Amazon Kinesis Streams Key Concepts
As you get started with Amazon Kinesis Streams, you'll benefit from understanding its architecture and terminology.
Streams High-level Architecture
The following diagram illustrates the high-level architecture of Streams. The producers continually push data to Streams and the consumers process the data in real time. Consumers can store their results using an AWS service such as Amazon DynamoDB, Amazon Redshift, or Amazon S3.
Amazon Kinesis Streams
An Amazon Kinesis stream is an ordered sequence of data records. Each record in the stream has a sequence number that is assigned by Streams. The data records in the stream are distributed into shards.

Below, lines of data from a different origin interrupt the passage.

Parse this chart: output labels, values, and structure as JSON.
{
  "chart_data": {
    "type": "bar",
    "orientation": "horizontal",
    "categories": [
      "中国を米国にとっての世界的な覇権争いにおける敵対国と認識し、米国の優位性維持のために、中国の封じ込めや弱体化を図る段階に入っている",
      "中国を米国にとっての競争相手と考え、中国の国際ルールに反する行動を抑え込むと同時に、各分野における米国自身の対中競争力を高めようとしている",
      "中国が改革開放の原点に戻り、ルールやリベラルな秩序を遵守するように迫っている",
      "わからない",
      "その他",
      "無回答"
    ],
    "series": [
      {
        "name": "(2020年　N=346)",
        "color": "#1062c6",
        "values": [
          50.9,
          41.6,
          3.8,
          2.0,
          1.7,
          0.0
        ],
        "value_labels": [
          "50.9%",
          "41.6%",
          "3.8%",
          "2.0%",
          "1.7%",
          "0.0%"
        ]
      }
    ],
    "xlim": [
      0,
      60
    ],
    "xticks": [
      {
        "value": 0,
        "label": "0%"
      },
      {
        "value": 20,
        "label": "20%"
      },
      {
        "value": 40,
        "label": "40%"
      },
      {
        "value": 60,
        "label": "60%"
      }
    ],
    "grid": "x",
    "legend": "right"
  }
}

A data record is the unit of data stored in an Amazon Kinesis stream. Data records are composed of a sequence number, partition key, and data blob, which is an immutable sequence of bytes. Streams does not inspect, interpret, or change the data in the blob in any way. A data blob can be up to 1 MB.
The length of time data records are accessible after they are added to the stream. A stream’s retention period is set to a default of 24 hours after creation. You can increase the retention period up to 168 hours (7 days) using the IncreaseStreamRetentionPeriod operation, and decrease the retention period down to a minimum of 24 hours using the DecreaseStreamRetentionPeriod operation. Additional charges apply for streams with a retention period set above 24 hours. For more information, see Amazon Kinesis Streams Pricing.

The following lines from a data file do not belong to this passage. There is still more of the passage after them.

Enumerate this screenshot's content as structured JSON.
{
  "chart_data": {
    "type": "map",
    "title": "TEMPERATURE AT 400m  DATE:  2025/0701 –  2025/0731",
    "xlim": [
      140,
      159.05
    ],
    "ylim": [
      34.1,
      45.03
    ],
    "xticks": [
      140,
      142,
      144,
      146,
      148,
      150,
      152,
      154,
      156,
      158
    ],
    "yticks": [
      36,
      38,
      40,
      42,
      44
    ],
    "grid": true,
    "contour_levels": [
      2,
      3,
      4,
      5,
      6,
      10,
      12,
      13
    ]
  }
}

Producers put records into Amazon Kinesis Streams. For example, a web server sending log data to a stream is a producer.
Consumers get records from Amazon Kinesis Streams and process them. These consumers are known as Amazon Kinesis Streams Applications.
Amazon Kinesis Streams Applications
An Amazon Kinesis Streams application is a consumer of a stream that commonly runs on a fleet of EC2 instances.

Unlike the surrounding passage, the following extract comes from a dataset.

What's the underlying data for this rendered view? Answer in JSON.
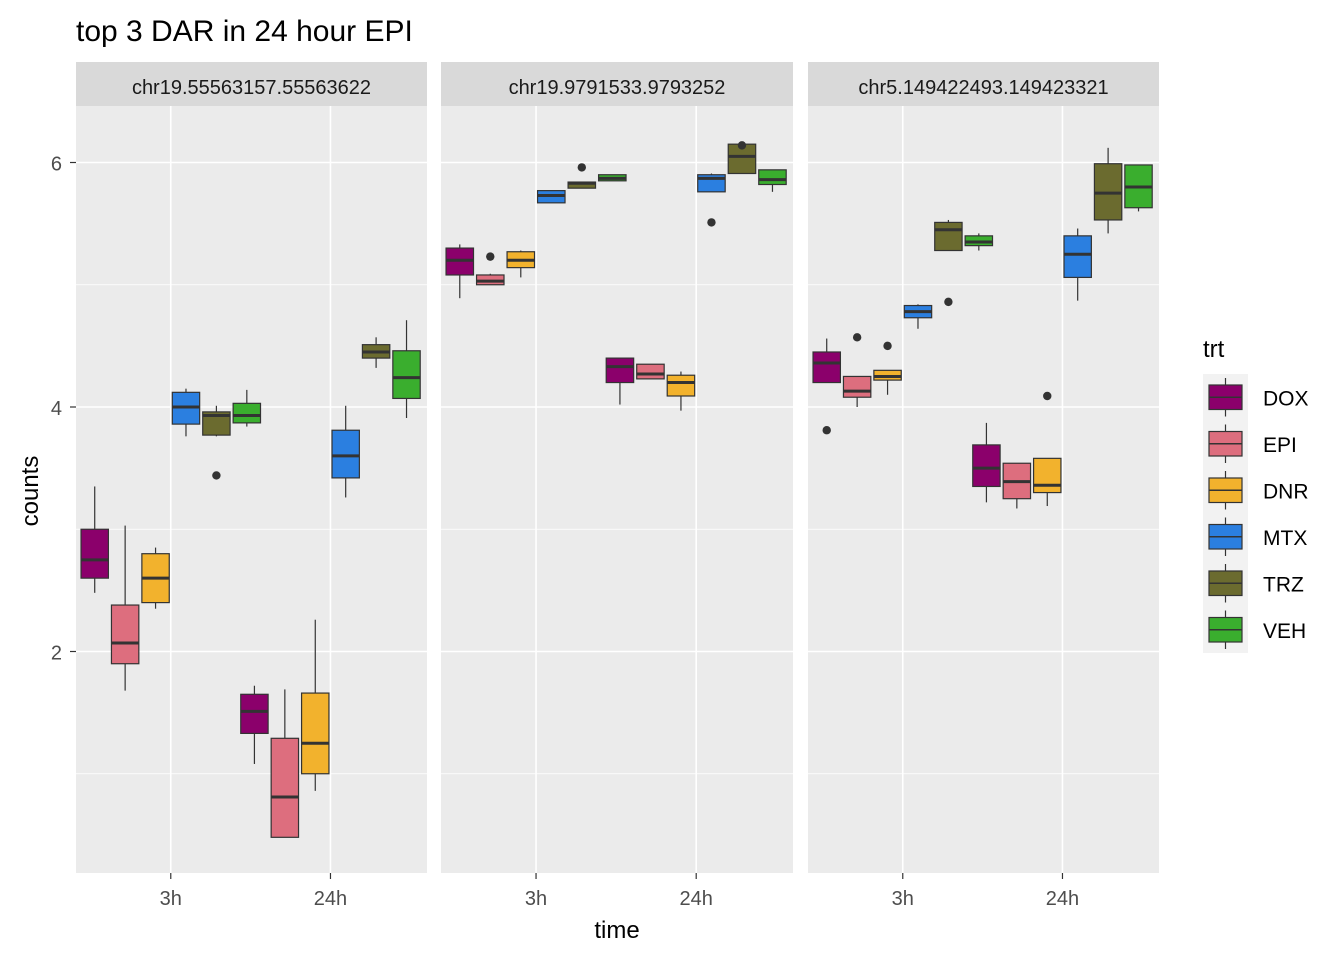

You can develop an Amazon Kinesis Streams application using the Amazon Kinesis Client Library or using the Streams API.
The output of an Amazon Kinesis Streams application may be input for another stream, enabling you to create complex topologies that process data in real time. An application can also send data to a variety of other AWS services. There can be multiple applications for one stream, and each application can consume data from the stream independently and concurrently.
A shard is a uniquely identified group of data records in a stream. A stream is composed of one or more shards, each of which provides a fixed unit of capacity. Each shard can support up to 5 transactions per second for reads, up to a maximum total data read rate of 2 MB per second and up to 1,000 records per second for writes, up to a maximum total data write rate of 1 MB per second (including partition keys). The data capacity of your stream is a function of the number of shards that you specify for the stream. The total capacity of the stream is the sum of the capacities of its shards.
If your data rate increases, then you just add more shards to increase the size of your stream. Similarly, you can remove shards if the data rate decreases.
A partition key is used to group data by shard within a stream. The Streams service segregates the data records belonging to a stream into multiple shards, using the partition key associated with each data record to determine which shard a given data record belongs to. Partition keys are Unicode strings with a maximum length limit of 256 bytes. An MD5 hash function is used to map partition keys to 128-bit integer values and to map associated data records to shards. A partition key is specified by the applications putting the data into a stream.
Each data record has a unique sequence number. The sequence number is assigned
by Streams after you write to the stream with
client.putRecord. Sequence numbers for the same partition key
generally increase over time; the longer the time period between write requests,
the larger the sequence numbers become.
Sequence numbers cannot be used as indexes to sets of data within the same stream. To logically separate sets of data, use partition keys or create a separate stream for each data set.
Amazon Kinesis Client Library
The Amazon Kinesis Client Library is compiled into your application to enable fault-tolerant consumption of data from the stream. The Amazon Kinesis Client Library ensures that for every shard there is a record processor running and processing that shard. The library also simplifies reading data from the stream. The Amazon Kinesis Client Library uses an Amazon DynamoDB table to store control data. It creates one table per application that is processing data.
The name of an Amazon Kinesis Streams application identifies the application. Each of your applications must have a unique name that is scoped to the AWS account and region used by the application. This name is used as a name for the control table in Amazon DynamoDB and the namespace for Amazon CloudWatch metrics.